Three health systems recognized for drug safety

December 12, 2005

A pharmacist-led multidisciplinary team at Evanston (Ill.) Northwestern Healthcare (ENH) has earned for the health system the 2005 Award for Medication-Use Safety.

A pharmacist-led multidisciplinary team at Evanston (Ill.) Northwestern Healthcare (ENH) has earned for the health system the 2005 Award for Medication-Use Safety.

ENH created a completely electronic health record system for use in an acute care and ambulatory setting. The facility implemented the system in its three hospitals and 65 physician offices, requiring every physician and clinician to use it. It improved patient safety by eliminating problems due to illegible orders; providing accessibility to the right patient data for all physicians, clinicians, and administrators; and ensuring that the information and coded data in the record are accurate. Since implementing the electronic record, ENH has eliminated 100% of all transcription-related errors and has seen a 70% decrease in delayed administration of medications to patients, a 20% decrease in omitted medication administration, and a 50% reduction in time from order to administration of first-dose antibiotics.

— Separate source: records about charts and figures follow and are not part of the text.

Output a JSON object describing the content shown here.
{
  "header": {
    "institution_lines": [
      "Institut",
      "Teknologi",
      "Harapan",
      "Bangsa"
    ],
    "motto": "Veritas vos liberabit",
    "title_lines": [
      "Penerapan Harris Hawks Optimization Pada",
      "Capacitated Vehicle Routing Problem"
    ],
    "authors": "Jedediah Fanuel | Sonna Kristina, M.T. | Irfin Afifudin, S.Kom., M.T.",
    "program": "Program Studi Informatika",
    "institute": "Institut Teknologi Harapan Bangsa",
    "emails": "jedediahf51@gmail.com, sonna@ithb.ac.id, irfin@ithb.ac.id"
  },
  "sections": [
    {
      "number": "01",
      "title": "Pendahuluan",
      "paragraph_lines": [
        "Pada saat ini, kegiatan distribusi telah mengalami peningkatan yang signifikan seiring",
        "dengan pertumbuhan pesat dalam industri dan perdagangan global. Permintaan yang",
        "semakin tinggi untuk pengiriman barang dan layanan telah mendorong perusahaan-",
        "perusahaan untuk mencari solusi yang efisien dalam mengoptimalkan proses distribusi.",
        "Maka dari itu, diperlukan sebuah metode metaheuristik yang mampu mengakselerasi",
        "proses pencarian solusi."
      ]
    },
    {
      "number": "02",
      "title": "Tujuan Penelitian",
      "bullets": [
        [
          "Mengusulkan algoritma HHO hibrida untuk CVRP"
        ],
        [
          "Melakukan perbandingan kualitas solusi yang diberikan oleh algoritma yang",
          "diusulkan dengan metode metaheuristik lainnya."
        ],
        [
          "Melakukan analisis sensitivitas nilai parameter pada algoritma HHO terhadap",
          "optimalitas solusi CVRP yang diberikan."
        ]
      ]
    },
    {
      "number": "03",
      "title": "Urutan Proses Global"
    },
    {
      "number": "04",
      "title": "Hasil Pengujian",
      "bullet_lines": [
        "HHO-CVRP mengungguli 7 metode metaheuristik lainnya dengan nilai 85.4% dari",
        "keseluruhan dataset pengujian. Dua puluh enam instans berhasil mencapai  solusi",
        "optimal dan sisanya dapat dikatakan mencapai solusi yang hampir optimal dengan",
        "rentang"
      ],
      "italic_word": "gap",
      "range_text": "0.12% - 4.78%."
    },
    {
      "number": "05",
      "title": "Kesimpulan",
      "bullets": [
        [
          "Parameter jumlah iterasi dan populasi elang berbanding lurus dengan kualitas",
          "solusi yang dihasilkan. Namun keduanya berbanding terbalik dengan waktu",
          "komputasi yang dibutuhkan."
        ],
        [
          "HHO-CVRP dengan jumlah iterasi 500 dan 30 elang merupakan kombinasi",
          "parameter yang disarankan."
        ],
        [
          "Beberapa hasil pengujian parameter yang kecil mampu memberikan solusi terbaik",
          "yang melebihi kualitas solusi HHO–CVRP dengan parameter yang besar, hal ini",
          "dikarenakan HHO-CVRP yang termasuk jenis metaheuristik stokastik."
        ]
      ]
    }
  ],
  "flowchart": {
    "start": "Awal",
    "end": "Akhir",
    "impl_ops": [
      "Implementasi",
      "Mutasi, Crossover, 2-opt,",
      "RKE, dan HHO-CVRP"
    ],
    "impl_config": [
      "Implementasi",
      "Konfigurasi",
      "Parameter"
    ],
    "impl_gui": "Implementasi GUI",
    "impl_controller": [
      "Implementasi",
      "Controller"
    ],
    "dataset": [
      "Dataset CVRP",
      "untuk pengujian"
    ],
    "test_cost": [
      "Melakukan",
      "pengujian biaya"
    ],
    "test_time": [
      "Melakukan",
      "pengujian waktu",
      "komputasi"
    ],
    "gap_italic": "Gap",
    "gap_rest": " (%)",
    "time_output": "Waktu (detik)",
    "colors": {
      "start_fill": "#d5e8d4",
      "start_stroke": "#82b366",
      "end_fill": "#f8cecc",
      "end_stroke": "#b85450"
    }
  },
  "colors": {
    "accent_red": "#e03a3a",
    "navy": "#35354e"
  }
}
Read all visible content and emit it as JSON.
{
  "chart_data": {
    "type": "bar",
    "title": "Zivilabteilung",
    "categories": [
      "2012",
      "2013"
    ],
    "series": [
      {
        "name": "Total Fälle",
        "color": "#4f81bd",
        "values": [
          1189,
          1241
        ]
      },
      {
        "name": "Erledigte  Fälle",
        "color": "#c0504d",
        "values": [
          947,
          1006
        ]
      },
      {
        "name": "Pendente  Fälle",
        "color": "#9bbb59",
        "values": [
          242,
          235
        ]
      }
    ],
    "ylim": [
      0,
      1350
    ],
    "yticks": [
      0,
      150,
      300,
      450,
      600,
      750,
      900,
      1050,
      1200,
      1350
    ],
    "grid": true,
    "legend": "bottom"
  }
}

The group did not plan extensively or initiate a pilot rollout; rather, "we just did it," said Lynn Boecler, Pharm.D., M.S., senior director of pharmacy services for ENH and the pharmacist who led the multidisciplinary team in its initiatives. The time frame from initial planning to the go-live date at ENH's first hospital was about 18 months.

The safety award, bestowed by the ASHP Research & Education Foundation, recognizes pharmacy professionals who have assumed a leadership role in promoting medication-use safety and achieving institutionwide medication-use improvements. It is sponsored by the Cardinal Health Foundation, the community relations arm of Cardinal Health that funds regional and national healthcare quality improvement projects.

"We are pleased that the ASHP and Cardinal Health foundations recognized the tremendous amount of work required to accomplish these outcomes," stated Boecler. ENH will receive a $50,000 award to be used to further promote medication-use safety within its system.

Despite the success and recognition of ENH's electronic record, Boecler insists that there is work yet to be done. "We now know that the system is able to perform these tasks and demonstrate these outcomes, but this is only the first step," she said. "Now that the data are captured, we can use them to provide better direct care of our patients."

Two other institutions were also honored: St. Francis Hospital & Health Centers, Beech Grove, Ind., and Sutter Medical Center Sacramento (SMCS), in California. Both facilities will receive a $10,000 award.

St. Francis commissioned a Medication Event Decision Support (MEDS) team to develop a strategic plan for medication safety. The team built a "culture of safety" at St. Francis, promoting a nonpunitive environment for sharing information and lessons learned, developing a safety reporting system, and fostering multidisciplinary teamwork. It instituted a zero-tolerance policy for abbreviations related to insulin orders and determined new ways to use existing technology to improve medication safety and communications.

SMCS developed an Emergency Drug Sheet System to define all concentrations of vasoactive medications and standardize procedures for all aspects related to medication use, including prescribing, preparing, administering, dispensing, and storing. A software program prints a single-page, patient-specific reference sheet. Used by all clinicians for all patients in the hospital, it eliminates manual mathematical calculations-a major source of error and delay-from the prescribing, preparation, and administration steps in the medication-use process. It can be printed from any patient care computer by entering a patient name and weight, ensuring faster, safer preparation and delivery of vasoactive medications for neonatal and pediatric patients.

"It is remarkable to see the systems improvement and the advances for patients' medication safety achieved by the practitioners at these sites," said Stephen J. Allen, M.S., FASHP, executive VP and CEO of the ASHP Foundation. "Pharmacist leadership was instrumental in every case, with tremendously valuable and transferable lessons to be learned." Finalists were chosen based on achievement in medication-use system initiative/scope, planning and implementation, measurable outcomes and impact; and innovation and applicability.

The Author is a writer residing in the Atlanta area.